0), calcium phosphate method (Science, 221, 551, 1983
), Etc., is introduced into a host to produce a transformant. Escherichia coli and animal cells are used as the host, and the obtained transformant is cultured in a medium suitable for the host. Cultivation is usually carried out at a temperature of 20 ° C to 45 ° C and a pH range of 5 to 8, and aeration and agitation are carried out if necessary. Separation and purification of α-catenin from the culture may be carried out by appropriately combining known separation and purification methods. Examples of these known methods include salting out, solvent precipitation, dialysis gel filtration, electrophoresis, ion exchange chromatography, affinity chromatography, reverse phase high performance liquid chromatography and the like. Naturally refined products are made from various animal organs
Tsukita et al. (Tsukita, S. et al., J. Cell Bio
l., 108, 31-41, 1989), α-catenin can be prepared. It is preferable that α-catenin is a pure product, but a fraction containing α-catenin may be used in some cases. As the raw material organ, any organ can be used, but the liver is preferred because of easy preparation. The type of animal is preferably human, but rat or mouse may be used because it is easily available.

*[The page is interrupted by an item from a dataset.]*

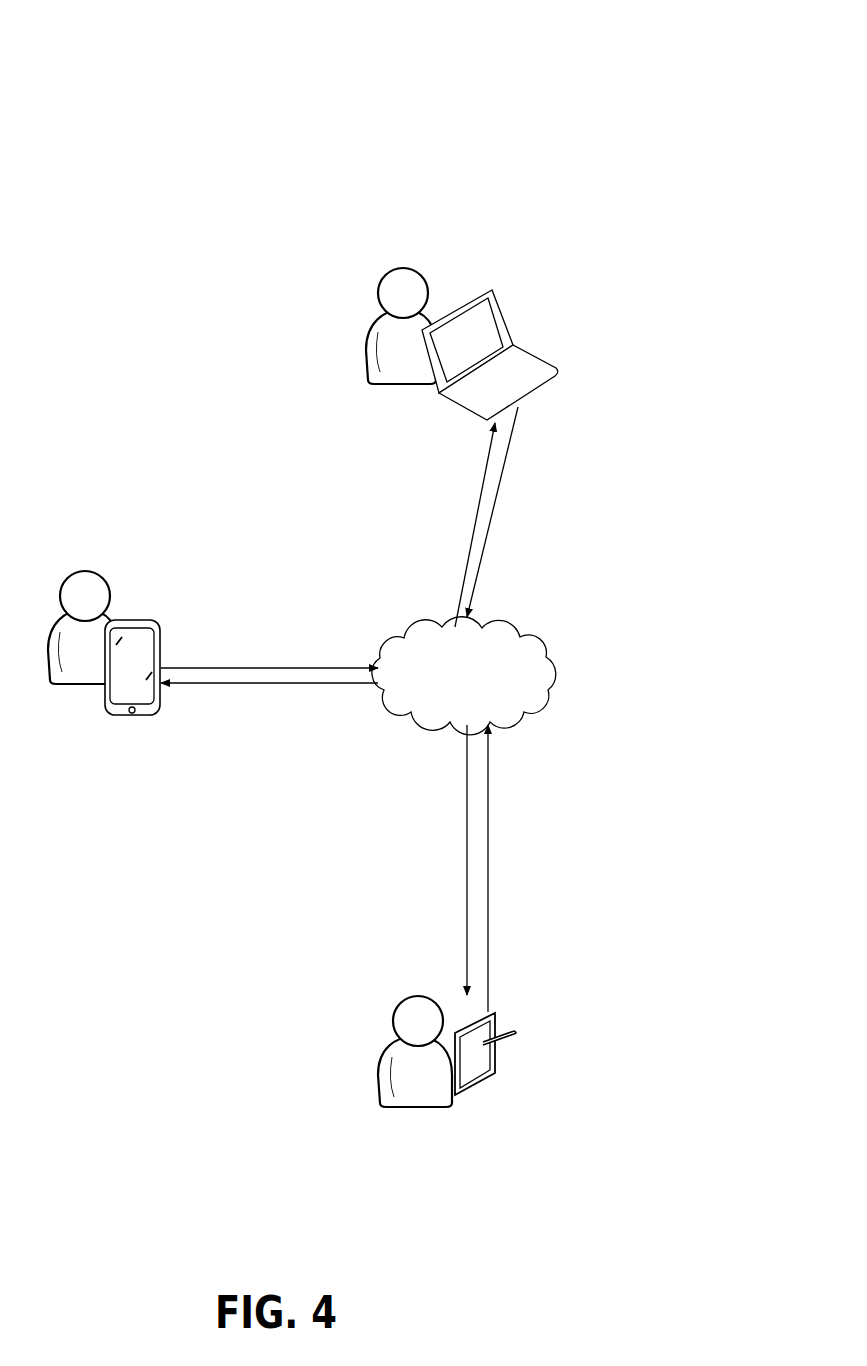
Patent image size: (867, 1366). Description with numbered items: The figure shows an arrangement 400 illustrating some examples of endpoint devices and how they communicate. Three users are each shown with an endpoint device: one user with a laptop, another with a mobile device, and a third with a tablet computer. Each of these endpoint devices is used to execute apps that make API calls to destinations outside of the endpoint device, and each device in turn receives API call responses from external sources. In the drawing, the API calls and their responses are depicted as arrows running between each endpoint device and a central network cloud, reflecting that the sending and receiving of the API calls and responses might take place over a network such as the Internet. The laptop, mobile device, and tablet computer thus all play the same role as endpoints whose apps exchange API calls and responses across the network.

The system 400 is at (660, 74).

The immunogen α-catenin preferably has the entire structure, but may be a fragment or peptide having a partial structure, and can be appropriately selected from the entire amino acid sequence of α-catenin. For the preparation of the fragment or peptide, a chemical synthesis method, the above-mentioned gene recombination method or a method for degrading a natural product is used. Various condensing agents can be used to prepare a complex of an antigen and a carrier protein, but glutaraldehyde, carbodiimide,
Maleimide active ester etc. can be used. The carrier protein may be a commonly used carrier protein such as bovine serum albumin, thyroglobulin, and hemocyanin, and a method of coupling at a ratio of 1 to 5 times is usually used.

Animals to be immunized are mice, rats,
Rabbits, guinea pigs, etc. are given, the inoculation method is subcutaneous,
It is administered intramuscularly or intraperitoneally. Upon administration, it may be mixed with complete Freund's adjuvant or incomplete Freund's adjuvant, and the administration is usually performed once every 2 to 5 weeks. Antibody-producing cells obtained from the spleen or lymph node of the immunized animal are fused with myeloma cells and isolated as hybridomas. As the myeloma cells, those derived from mice, rats, humans and the like are used, and it is preferable that they are derived from the same species as the antibody-producing cells, but it may be possible between different types.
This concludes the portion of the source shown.